誰かが亡くなったとして、亡くなった方の遺言がない場合、あるいは、遺言があっても無効なものであった場合、残された相続人は、誰がなにを相続するか決めなければなりません。
これが遺産分割協議です。
相続が開始したら、相続人は相続財産を暫定的に法定相続分を共有している状態になります。
これを相続人の間で相談して、どのように遺産を分けるかに合意してこの状況を解消し、各々の相続財産を確定させることになります。
このとき決めた結果を「遺産分割協議書」として作成して残します。
亡くなった方の遺産を残された人たちで引き継いで分けるわけですが、遺産分割協議書は、必ずしもすべての相続で必ず必要というわけではありません。

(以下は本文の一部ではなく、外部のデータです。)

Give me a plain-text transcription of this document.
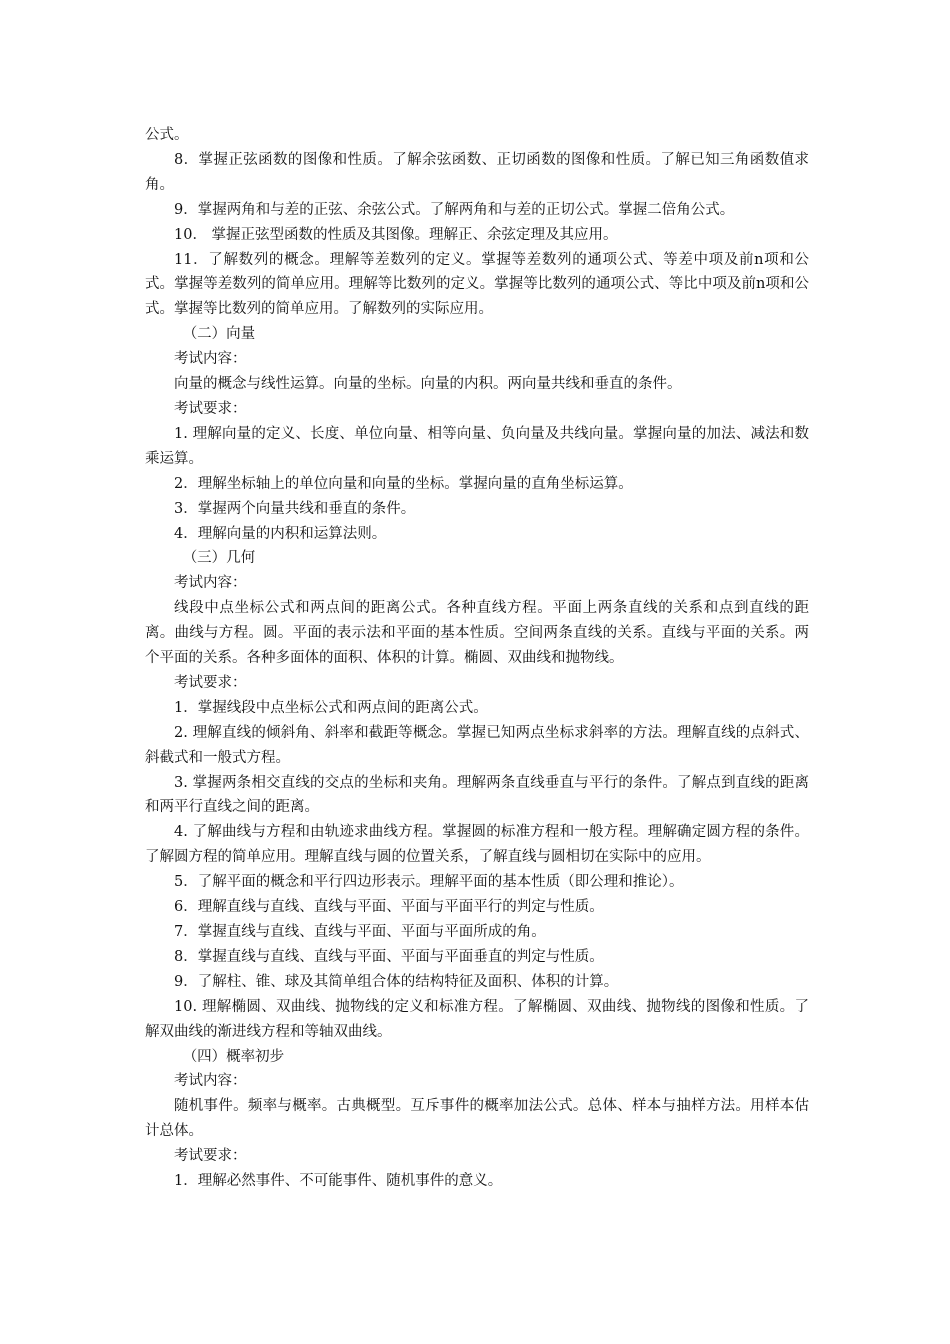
公式。

8．掌握正弦函数的图像和性质。了解余弦函数、正切函数的图像和性质。了解已知三角函数值求角。

9．掌握两角和与差的正弦、余弦公式。了解两角和与差的正切公式。掌握二倍角公式。

10． 掌握正弦型函数的性质及其图像。理解正、余弦定理及其应用。

11．了解数列的概念。理解等差数列的定义。掌握等差数列的通项公式、等差中项及前n项和公式。掌握等差数列的简单应用。理解等比数列的定义。掌握等比数列的通项公式、等比中项及前n项和公式。掌握等比数列的简单应用。了解数列的实际应用。

（二）向量

考试内容：

向量的概念与线性运算。向量的坐标。向量的内积。两向量共线和垂直的条件。

考试要求：

1. 理解向量的定义、长度、单位向量、相等向量、负向量及共线向量。掌握向量的加法、减法和数乘运算。

2．理解坐标轴上的单位向量和向量的坐标。掌握向量的直角坐标运算。

3．掌握两个向量共线和垂直的条件。

4．理解向量的内积和运算法则。

（三）几何

考试内容：

线段中点坐标公式和两点间的距离公式。各种直线方程。平面上两条直线的关系和点到直线的距离。曲线与方程。圆。平面的表示法和平面的基本性质。空间两条直线的关系。直线与平面的关系。两个平面的关系。各种多面体的面积、体积的计算。椭圆、双曲线和抛物线。

考试要求：

1．掌握线段中点坐标公式和两点间的距离公式。

2. 理解直线的倾斜角、斜率和截距等概念。掌握已知两点坐标求斜率的方法。理解直线的点斜式、斜截式和一般式方程。

3. 掌握两条相交直线的交点的坐标和夹角。理解两条直线垂直与平行的条件。了解点到直线的距离和两平行直线之间的距离。

4. 了解曲线与方程和由轨迹求曲线方程。掌握圆的标准方程和一般方程。理解确定圆方程的条件。了解圆方程的简单应用。理解直线与圆的位置关系，了解直线与圆相切在实际中的应用。

5．了解平面的概念和平行四边形表示。理解平面的基本性质（即公理和推论）。

6．理解直线与直线、直线与平面、平面与平面平行的判定与性质。

7．掌握直线与直线、直线与平面、平面与平面所成的角。

8．掌握直线与直线、直线与平面、平面与平面垂直的判定与性质。

9．了解柱、锥、球及其简单组合体的结构特征及面积、体积的计算。

10. 理解椭圆、双曲线、抛物线的定义和标准方程。了解椭圆、双曲线、抛物线的图像和性质。了解双曲线的渐进线方程和等轴双曲线。

（四）概率初步

考试内容：

随机事件。频率与概率。古典概型。互斥事件的概率加法公式。总体、样本与抽样方法。用样本估计总体。

考试要求：

1．理解必然事件、不可能事件、随机事件的意义。
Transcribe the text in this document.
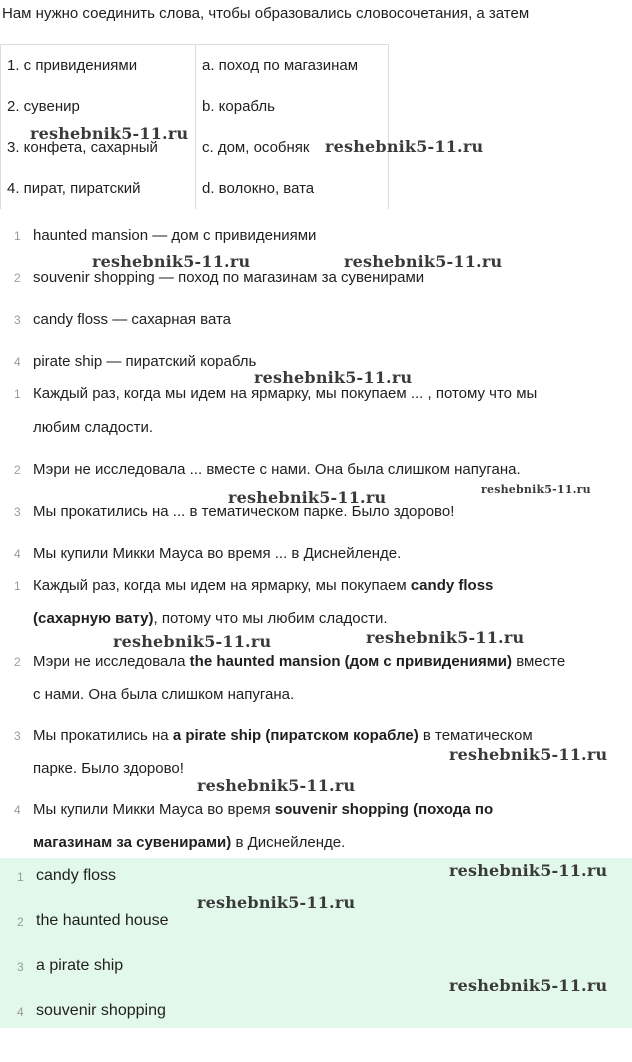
Нам нужно соединить слова, чтобы образовались словосочетания, а затем
1. с привидениями	a. поход по магазинам
2. сувенир	b. корабль
3. конфета, сахарный	c. дом, особняк
4. пират, пиратский	d. волокно, вата
1 haunted mansion — дом с привидениями
2 souvenir shopping — поход по магазинам за сувенирами
3 candy floss — сахарная вата
4 pirate ship — пиратский корабль
1 Каждый раз, когда мы идем на ярмарку, мы покупаем ... , потому что мы
любим сладости.
2 Мэри не исследовала ... вместе с нами. Она была слишком напугана.
3 Мы прокатились на ... в тематическом парке. Было здорово!
4 Мы купили Микки Мауса во время ... в Диснейленде.
1 Каждый раз, когда мы идем на ярмарку, мы покупаем candy floss
(сахарную вату), потому что мы любим сладости.
2 Мэри не исследовала the haunted mansion (дом с привидениями) вместе
с нами. Она была слишком напугана.
3 Мы прокатились на a pirate ship (пиратском корабле) в тематическом
парке. Было здорово!
4 Мы купили Микки Мауса во время souvenir shopping (похода по
магазинам за сувенирами) в Диснейленде.
1 candy floss
2 the haunted house
3 a pirate ship
4 souvenir shopping
reshebnik5-11.ru
reshebnik5-11.ru
reshebnik5-11.ru	reshebnik5-11.ru
reshebnik5-11.ru
reshebnik5-11.ru	reshebnik5-11.ru
reshebnik5-11.ru	reshebnik5-11.ru
reshebnik5-11.ru
reshebnik5-11.ru
reshebnik5-11.ru
reshebnik5-11.ru
reshebnik5-11.ru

以下のようなケースでは、遺産分割協議書がなくても不都合が生じないので、これをを作成する必要はないでしょう。
①相続人が1名のみの場合
相続人が一人しかいない場合、その人が全て遺産を引き継ぐことになるため、遺産分割協議書は必要はありません。
相続人が配偶者のみだったり、配偶者がすでに亡くなっていて子供が一人っ子だったりするケースです。
②遺産が現金・預金のみの場合
相続人全員から手続きに協力が得られるのであれば、銀行口座の解約などの手続きも含めて、現金・預金を遺産分割することは可能です。

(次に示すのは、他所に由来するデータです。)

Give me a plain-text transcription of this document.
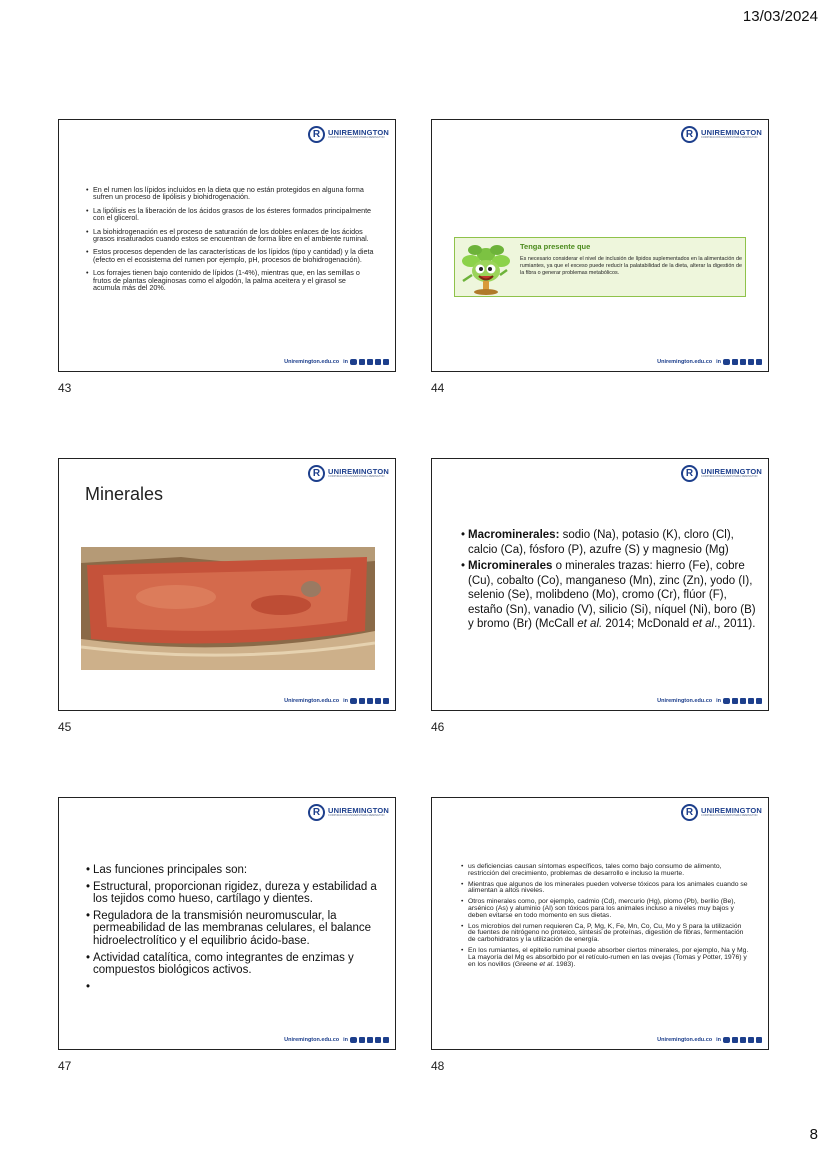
13/03/2024
R	UNIREMINGTON
CORPORACIÓN UNIVERSITARIA REMINGTON
• En el rumen los lípidos incluidos en la dieta que no están protegidos en alguna forma sufren un proceso de lipólisis y biohidrogenación.
• La lipólisis es la liberación de los ácidos grasos de los ésteres formados principalmente con el glicerol.
• La biohidrogenación es el proceso de saturación de los dobles enlaces de los ácidos grasos insaturados cuando estos se encuentran de forma libre en el ambiente ruminal.
• Estos procesos dependen de las características de los lípidos (tipo y cantidad) y la dieta (efecto en el ecosistema del rumen por ejemplo, pH, procesos de biohidrogenación).
• Los forrajes tienen bajo contenido de lípidos (1-4%), mientras que, en las semillas o frutos de plantas oleaginosas como el algodón, la palma aceitera y el girasol se acumula más del 20%.
Uniremington.edu.co in
43
R	UNIREMINGTON
CORPORACIÓN UNIVERSITARIA REMINGTON
Tenga presente que
Es necesario considerar el nivel de inclusión de lípidos suplementados en la alimentación de rumiantes, ya que el exceso puede reducir la palatabilidad de la dieta, alterar la digestión de la fibra o generar problemas metabólicos.
Uniremington.edu.co in
44
R	UNIREMINGTON
CORPORACIÓN UNIVERSITARIA REMINGTON
Minerales
Uniremington.edu.co in
45
R	UNIREMINGTON
CORPORACIÓN UNIVERSITARIA REMINGTON
• Macrominerales: sodio (Na), potasio (K), cloro (Cl), calcio (Ca), fósforo (P), azufre (S) y magnesio (Mg)
• Microminerales o minerales trazas: hierro (Fe), cobre (Cu), cobalto (Co), manganeso (Mn), zinc (Zn), yodo (I), selenio (Se), molibdeno (Mo), cromo (Cr), flúor (F), estaño (Sn), vanadio (V), silicio (Si), níquel (Ni), boro (B) y bromo (Br) (McCall et al. 2014; McDonald et al., 2011).
Uniremington.edu.co in
46
R	UNIREMINGTON
CORPORACIÓN UNIVERSITARIA REMINGTON
• Las funciones principales son:
• Estructural, proporcionan rigidez, dureza y estabilidad a los tejidos como hueso, cartílago y dientes.
• Reguladora de la transmisión neuromuscular, la permeabilidad de las membranas celulares, el balance hidroelectrolítico y el equilibrio ácido-base.
• Actividad catalítica, como integrantes de enzimas y compuestos biológicos activos.
•
Uniremington.edu.co in
47
R	UNIREMINGTON
CORPORACIÓN UNIVERSITARIA REMINGTON
• us deficiencias causan síntomas específicos, tales como bajo consumo de alimento, restricción del crecimiento, problemas de desarrollo e incluso la muerte.
• Mientras que algunos de los minerales pueden volverse tóxicos para los animales cuando se alimentan a altos niveles.
• Otros minerales como, por ejemplo, cadmio (Cd), mercurio (Hg), plomo (Pb), berilio (Be), arsénico (As) y aluminio (Al) son tóxicos para los animales incluso a niveles muy bajos y deben evitarse en todo momento en sus dietas.
• Los microbios del rumen requieren Ca, P, Mg, K, Fe, Mn, Co, Cu, Mo y S para la utilización de fuentes de nitrógeno no proteico, síntesis de proteínas, digestión de fibras, fermentación de carbohidratos y la utilización de energía.
• En los rumiantes, el epitelio ruminal puede absorber ciertos minerales, por ejemplo, Na y Mg. La mayoría del Mg es absorbido por el retículo-rumen en las ovejas (Tomas y Potter, 1976) y en los novillos (Greene et al. 1983).
Uniremington.edu.co in
48
8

③有効な遺言書があって、それにしたがって遺産分割をする場合
被相続人が有効な遺言書を残していた場合、遺産分割はそれにそって行われることになるので、遺産分割協議書は不要です。
ただし、相続人全員の協議で、遺産と異なる方法で遺産分割を行うと合意することは可能です。

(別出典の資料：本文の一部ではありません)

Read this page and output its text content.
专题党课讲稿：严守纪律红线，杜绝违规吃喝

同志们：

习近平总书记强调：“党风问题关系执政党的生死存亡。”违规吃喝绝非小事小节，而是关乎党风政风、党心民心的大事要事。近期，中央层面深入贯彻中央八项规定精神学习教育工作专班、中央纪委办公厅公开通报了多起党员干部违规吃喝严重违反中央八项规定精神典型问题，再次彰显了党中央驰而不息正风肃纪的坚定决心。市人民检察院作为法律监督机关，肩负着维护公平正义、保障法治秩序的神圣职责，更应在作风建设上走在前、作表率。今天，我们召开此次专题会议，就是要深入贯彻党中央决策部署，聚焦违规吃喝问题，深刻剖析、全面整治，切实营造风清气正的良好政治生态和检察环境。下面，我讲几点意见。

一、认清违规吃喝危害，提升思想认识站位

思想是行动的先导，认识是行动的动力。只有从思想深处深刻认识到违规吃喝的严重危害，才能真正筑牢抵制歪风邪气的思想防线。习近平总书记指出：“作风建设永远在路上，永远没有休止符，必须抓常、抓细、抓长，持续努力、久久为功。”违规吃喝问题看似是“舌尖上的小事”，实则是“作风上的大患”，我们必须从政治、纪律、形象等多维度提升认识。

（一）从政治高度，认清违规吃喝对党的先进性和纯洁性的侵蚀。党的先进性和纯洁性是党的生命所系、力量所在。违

この場合は、その合意した異なる方法についての遺産分割協議書を作成することになります。
④法定相続分で分割する場合
民法の法定相続分にしたがって遺産分割するのであれば、遺産分割協議書はいらないことになります。
現金など分けやすいものは相続人の間で法定相続分で分ければよく、不動産など物理的に分けられないものは共有の持分とすることも可能です。
一方で、遺産分割協議書が必要となるケースがあります。
①遺言書がなく、相続人が複数いる場合
被相続人が遺言書を残しておらず、相続人が複数いる場合は、遺産をどのように分割するか相談しなければなりません。
遺産分割の方法を協議して合意した結果については、後々トラブルになるのを防ぐために遺産分割協議書を作成することになります。
②相続登記、相続税申告が必要な場合
不動産など各種遺産の名義変更の手続きにおいて、相続資格の証明が求められる場合があります。
相続登記手続きを行う登記原因証明情報として、遺産分割協議書を作成することになります。
なお、不動産の相続登記は2024年4月から義務化されます。
相続人の間での不毛なトラブルを防ぐために、合意した内容を書面で残しておくことはこれまでも有意義でしたが、こうした相続登記の義務化と法制化の流れもあって、遺産分割協議書の作成の必要性はますます大きくなっていくと思われます。